With 20 laps to go in the 200-lap race, the right front tire on Bell’s No. 8 Chevy let go, putting her into the wall and breaking an oil line. The oil caught fire and Bell steered the car into the infield and quickly exited. She suffered only bumps and bruises, but if the rest of the season goes like the first three races she’ll want to buy the extra-large bottle of Tylenol. I’m hoping she won’t need it.
• Helio Castroneves made a liar out of me during pole qualifying at Indianapolis Motor Speedway last Saturday, not only topping 227 mph for his four-lap qualifying run, but almost hitting 228. I participated in a conference call on Tuesday with the ABC booth announcing team of Marty Reid, Scott Goodyear, and Eddie Cheever. The consensus was that Helio is the hands-down pick to win his fourth Indy on Sunday because he is driving for Penske, the team with the most Indy wins ever, and seems to have an almost unnatural feel for the track.

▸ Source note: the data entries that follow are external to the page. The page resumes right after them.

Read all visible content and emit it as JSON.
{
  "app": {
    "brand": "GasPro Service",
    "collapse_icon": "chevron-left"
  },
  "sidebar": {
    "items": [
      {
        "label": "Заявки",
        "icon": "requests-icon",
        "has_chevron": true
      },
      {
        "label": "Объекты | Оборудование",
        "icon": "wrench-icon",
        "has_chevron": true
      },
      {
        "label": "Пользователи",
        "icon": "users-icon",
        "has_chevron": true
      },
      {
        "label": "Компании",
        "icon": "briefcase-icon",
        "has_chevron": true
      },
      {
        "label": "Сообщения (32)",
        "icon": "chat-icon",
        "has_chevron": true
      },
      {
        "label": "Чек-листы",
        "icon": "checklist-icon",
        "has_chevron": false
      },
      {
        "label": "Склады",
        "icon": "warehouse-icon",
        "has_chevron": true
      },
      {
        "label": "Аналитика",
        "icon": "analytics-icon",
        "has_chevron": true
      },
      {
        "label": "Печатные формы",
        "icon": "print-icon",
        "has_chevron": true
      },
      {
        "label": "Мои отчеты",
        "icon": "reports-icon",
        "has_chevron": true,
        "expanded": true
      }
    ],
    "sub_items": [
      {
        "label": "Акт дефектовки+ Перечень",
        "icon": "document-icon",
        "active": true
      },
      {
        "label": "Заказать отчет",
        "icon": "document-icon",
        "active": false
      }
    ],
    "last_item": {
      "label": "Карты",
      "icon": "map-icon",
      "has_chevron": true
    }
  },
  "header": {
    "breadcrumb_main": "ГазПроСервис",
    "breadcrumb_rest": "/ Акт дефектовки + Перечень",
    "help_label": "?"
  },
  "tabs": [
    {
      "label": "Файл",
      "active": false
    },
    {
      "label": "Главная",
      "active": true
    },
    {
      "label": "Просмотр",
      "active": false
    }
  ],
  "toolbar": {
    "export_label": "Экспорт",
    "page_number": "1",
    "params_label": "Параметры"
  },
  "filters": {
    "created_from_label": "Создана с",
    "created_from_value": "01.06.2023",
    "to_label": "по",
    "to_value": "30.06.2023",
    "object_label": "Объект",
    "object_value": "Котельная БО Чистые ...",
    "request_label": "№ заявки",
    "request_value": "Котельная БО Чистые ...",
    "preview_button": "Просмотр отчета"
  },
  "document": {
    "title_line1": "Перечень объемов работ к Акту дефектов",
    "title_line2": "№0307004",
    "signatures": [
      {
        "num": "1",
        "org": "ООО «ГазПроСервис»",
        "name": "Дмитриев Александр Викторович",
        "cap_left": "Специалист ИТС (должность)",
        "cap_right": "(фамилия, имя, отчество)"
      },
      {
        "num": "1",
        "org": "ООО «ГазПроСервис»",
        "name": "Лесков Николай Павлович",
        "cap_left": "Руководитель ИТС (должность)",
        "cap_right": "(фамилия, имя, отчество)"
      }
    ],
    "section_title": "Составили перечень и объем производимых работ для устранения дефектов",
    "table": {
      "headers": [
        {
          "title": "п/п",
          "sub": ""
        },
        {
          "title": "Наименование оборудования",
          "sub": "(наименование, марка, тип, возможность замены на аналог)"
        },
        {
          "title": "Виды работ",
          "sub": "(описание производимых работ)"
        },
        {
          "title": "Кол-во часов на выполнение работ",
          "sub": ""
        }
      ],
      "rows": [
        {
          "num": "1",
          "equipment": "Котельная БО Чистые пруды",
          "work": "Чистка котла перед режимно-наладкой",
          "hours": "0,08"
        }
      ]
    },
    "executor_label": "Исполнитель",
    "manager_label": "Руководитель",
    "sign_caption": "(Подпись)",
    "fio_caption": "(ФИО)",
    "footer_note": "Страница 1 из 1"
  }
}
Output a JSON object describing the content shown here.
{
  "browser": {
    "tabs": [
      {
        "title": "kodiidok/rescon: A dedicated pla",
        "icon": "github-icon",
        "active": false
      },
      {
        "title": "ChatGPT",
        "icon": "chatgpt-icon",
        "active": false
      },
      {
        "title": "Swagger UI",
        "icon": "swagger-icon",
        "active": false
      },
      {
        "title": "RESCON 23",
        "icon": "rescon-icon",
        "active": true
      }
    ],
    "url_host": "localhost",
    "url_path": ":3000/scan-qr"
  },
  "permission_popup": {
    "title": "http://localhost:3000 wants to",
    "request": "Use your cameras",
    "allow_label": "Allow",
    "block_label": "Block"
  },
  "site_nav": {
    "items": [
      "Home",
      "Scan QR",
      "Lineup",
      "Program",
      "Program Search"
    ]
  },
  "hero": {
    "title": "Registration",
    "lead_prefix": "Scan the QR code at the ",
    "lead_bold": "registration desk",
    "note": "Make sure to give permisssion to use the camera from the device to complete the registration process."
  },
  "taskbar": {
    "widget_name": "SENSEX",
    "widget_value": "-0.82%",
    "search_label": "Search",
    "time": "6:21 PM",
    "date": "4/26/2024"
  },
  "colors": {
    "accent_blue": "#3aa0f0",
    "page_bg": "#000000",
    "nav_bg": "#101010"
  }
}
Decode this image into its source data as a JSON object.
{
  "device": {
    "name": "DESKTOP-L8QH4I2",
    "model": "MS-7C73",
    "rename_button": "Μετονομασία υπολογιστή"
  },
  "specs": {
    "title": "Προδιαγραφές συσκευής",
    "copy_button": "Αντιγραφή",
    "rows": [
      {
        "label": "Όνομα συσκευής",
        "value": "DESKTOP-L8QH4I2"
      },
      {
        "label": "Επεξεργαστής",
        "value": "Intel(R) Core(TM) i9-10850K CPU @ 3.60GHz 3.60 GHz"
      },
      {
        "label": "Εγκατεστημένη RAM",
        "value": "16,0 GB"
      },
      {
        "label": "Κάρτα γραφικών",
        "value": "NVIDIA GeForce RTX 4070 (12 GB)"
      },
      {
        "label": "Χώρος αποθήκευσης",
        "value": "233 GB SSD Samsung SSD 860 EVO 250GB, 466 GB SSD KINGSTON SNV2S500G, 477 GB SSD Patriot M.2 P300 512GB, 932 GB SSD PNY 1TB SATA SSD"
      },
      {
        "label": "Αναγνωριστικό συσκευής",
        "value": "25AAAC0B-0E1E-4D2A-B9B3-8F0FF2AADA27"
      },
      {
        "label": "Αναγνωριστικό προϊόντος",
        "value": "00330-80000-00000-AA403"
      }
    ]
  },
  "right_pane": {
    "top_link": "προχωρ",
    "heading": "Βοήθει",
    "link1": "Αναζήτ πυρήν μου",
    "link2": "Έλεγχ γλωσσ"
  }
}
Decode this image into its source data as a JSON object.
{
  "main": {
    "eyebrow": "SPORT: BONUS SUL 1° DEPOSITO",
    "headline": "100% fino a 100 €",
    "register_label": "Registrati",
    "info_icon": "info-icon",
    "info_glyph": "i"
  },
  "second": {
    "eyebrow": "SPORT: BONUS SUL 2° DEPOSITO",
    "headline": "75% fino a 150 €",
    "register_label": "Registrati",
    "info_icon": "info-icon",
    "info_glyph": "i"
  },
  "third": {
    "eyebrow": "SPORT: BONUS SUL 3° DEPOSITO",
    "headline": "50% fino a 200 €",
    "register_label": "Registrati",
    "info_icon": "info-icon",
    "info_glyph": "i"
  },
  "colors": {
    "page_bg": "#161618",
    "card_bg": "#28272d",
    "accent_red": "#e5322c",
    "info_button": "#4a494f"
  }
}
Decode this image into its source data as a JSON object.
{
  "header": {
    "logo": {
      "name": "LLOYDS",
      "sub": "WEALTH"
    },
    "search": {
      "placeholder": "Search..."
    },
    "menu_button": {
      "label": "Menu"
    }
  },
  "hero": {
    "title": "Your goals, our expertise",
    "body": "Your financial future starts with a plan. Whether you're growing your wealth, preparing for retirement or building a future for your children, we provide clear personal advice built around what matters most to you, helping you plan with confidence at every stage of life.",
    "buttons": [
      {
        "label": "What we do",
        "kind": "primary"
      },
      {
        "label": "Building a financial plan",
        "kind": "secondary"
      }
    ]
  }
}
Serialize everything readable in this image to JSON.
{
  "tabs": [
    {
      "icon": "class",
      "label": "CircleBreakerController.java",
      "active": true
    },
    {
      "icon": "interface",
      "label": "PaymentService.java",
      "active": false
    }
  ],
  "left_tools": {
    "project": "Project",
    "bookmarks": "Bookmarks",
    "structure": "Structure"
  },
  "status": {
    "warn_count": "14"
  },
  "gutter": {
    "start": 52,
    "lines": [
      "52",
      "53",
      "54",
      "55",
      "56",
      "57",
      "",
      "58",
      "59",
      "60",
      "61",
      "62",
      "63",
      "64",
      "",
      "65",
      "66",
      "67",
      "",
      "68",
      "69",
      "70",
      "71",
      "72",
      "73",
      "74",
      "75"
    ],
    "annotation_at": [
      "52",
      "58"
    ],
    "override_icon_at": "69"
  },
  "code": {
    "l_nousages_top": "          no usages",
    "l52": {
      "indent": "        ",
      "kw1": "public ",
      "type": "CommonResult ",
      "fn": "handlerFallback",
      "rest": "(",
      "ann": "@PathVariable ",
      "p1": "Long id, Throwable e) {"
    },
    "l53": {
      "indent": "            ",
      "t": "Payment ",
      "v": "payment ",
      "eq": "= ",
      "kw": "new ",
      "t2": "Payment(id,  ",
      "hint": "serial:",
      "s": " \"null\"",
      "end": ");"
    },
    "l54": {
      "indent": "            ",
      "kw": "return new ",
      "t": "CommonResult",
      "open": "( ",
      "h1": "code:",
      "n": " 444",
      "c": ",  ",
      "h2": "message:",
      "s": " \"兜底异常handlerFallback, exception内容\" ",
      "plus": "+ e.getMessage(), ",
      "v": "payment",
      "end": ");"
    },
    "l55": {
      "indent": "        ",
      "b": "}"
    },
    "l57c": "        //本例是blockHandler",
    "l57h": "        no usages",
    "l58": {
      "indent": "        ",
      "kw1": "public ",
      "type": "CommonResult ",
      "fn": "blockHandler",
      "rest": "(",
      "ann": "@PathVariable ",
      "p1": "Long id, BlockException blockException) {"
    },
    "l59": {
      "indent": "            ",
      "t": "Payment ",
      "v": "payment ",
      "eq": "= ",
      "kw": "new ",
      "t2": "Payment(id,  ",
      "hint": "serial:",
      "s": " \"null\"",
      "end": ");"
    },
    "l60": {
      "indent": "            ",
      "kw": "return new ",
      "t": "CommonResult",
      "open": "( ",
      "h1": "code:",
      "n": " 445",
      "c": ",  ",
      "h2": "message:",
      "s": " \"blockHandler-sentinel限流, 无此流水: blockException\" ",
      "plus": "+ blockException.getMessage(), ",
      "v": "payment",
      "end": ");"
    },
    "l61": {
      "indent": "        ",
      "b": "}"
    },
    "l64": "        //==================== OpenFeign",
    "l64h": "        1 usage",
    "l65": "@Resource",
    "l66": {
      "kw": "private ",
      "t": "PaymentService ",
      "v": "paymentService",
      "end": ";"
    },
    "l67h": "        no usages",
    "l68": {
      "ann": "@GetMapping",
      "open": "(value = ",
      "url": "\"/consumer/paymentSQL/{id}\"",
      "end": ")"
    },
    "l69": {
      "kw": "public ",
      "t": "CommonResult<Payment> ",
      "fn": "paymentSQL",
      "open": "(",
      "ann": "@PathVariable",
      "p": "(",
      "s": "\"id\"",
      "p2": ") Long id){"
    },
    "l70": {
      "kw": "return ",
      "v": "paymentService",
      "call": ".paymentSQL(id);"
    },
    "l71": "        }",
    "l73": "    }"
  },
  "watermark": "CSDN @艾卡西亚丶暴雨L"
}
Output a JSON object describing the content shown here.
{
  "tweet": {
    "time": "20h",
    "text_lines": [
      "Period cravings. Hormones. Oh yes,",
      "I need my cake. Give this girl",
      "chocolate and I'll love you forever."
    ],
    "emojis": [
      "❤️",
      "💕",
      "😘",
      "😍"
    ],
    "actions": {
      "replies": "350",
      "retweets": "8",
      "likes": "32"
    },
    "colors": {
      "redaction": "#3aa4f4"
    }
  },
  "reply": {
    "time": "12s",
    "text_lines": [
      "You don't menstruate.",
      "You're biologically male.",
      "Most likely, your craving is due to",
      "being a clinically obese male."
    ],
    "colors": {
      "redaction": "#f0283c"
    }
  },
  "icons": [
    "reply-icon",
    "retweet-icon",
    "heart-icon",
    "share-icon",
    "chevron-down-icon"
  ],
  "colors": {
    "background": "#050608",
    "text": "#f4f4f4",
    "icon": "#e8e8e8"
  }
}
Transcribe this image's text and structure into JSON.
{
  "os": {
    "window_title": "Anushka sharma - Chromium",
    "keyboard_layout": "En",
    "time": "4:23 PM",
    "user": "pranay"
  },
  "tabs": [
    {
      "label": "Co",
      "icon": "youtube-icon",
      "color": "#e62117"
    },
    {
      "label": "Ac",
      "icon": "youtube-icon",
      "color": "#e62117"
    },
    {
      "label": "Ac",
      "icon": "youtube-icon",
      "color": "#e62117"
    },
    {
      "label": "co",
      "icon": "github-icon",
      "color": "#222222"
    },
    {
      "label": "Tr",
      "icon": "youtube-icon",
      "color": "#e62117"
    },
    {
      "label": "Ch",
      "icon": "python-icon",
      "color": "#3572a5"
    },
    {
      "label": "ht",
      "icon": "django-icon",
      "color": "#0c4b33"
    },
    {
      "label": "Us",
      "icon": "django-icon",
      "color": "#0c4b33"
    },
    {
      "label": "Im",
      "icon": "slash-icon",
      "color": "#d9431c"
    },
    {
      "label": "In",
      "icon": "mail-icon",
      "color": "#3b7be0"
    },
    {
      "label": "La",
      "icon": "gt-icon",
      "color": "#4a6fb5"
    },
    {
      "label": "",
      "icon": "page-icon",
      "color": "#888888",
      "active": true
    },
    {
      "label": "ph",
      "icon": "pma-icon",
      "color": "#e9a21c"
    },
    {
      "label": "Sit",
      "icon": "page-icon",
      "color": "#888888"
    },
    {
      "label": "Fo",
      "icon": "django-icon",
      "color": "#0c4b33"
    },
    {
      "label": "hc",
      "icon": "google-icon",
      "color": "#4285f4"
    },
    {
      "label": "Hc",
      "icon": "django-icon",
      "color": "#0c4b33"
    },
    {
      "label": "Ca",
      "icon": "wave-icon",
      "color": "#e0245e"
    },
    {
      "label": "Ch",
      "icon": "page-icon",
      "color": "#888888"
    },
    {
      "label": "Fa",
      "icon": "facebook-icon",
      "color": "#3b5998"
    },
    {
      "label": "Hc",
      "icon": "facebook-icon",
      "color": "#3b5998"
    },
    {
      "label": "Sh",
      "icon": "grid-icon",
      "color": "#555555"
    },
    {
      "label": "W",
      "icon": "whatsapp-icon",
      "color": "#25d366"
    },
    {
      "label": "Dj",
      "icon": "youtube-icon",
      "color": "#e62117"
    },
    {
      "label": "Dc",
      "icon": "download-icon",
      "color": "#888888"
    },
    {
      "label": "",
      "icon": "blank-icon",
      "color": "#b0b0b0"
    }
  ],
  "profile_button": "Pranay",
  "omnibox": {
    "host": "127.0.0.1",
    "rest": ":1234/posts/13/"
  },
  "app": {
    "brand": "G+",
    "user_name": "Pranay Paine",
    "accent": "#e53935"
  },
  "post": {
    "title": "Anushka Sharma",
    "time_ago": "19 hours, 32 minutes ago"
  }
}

Producer Rich Feinberg told us that ABC will have 51 cameras covering the race, including a front-straight cable cam and nine high-definition 360 degree in-car cameras.
Other topics included crowd reaction (boos) to Danica Patrick’s public address interview, when she basically threw her team under the bus, complaining that the car was the worst she’d ever had. Reid noted that it was fans, not the media, who seem to have soured a bit on Danicamania. Several fans resented her dabbling in NASCAR and were unhappy about her lackluster performance so far this year. Reid, on the other hand, is of the opinion that she has increased interest in Indycar racing among NASCAR fans, which is a good thing.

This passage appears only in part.